In August, US President Joe Biden imposed further sanctions against Belarus on the first anniversary of Lukashenko's election to a sixth term as president of the Eastern European country – a vote that the US and international community deemed suspect.

The widespread opinion that the 2020 election was stolen sparked riots in Belarus, resulting in more significant harassment of protestors, dissidents, and independent media by Lukashenko's government. Over 35,000 individuals have been arrested, and others have been beaten and imprisoned. The protests lasted months, finally dying down as winter set in.

Leonid Mikalaevich Churo, director-general of the Belarusian state air navigation authority Belaeronavigatsia Republican Unitary Air Navigation Services Enterprise; Oleg Kazyuchits, deputy director-general of Belaeronavigatsia; and two Belarusian state security agents whose entire identities were unknown to prosecutors.

Prosecutors in the United States classified the defendants as fugitives and charged them with conspiring to commit airplane piracy, which carries a mandatory minimum term of 20 years in prison.

Requests for comment were made to the Belarusian embassy in Washington and its United Nations mission in New York; their phones rang unanswered Thursday evening.

Officials in the United States assert that they have jurisdiction in the case due to the presence of American people on board.

Following the incident last year, the European Union immediately prohibited Belarusian airlines from using the bloc's airspace and airports, urged EU-based carriers to avoid flying over Belarus, and sanctioned several Belarusian officials.
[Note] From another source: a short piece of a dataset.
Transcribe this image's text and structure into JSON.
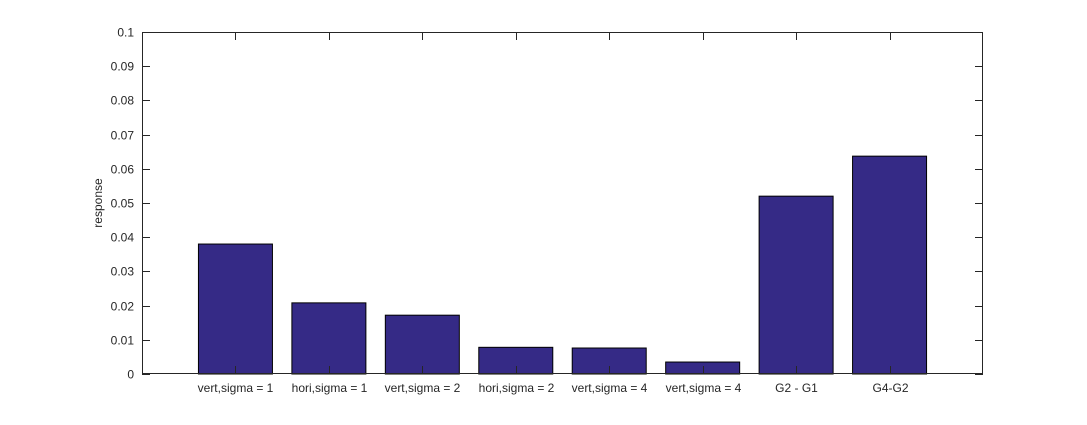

The European Commission Ursula von der Leyen described the aviation event as a "hijacking." Lithuania has instructed all incoming flights to avoid neighboring Belarus, while Ukraine's leader has sought to prohibit Ukrainian flights across the neighbor's airspace.

However, Belarus' primary partner, Russia, gave support, noting that Belarus behaved per international bomb threat norms and that the West reacted hastily. Russian President Vladimir Putin invited Lukashenko to Moscow for discussions days after the incident. He nodded sympathetically as Lukashenko raged against EU sanctions, claiming the bloc attempted to destabilize his country.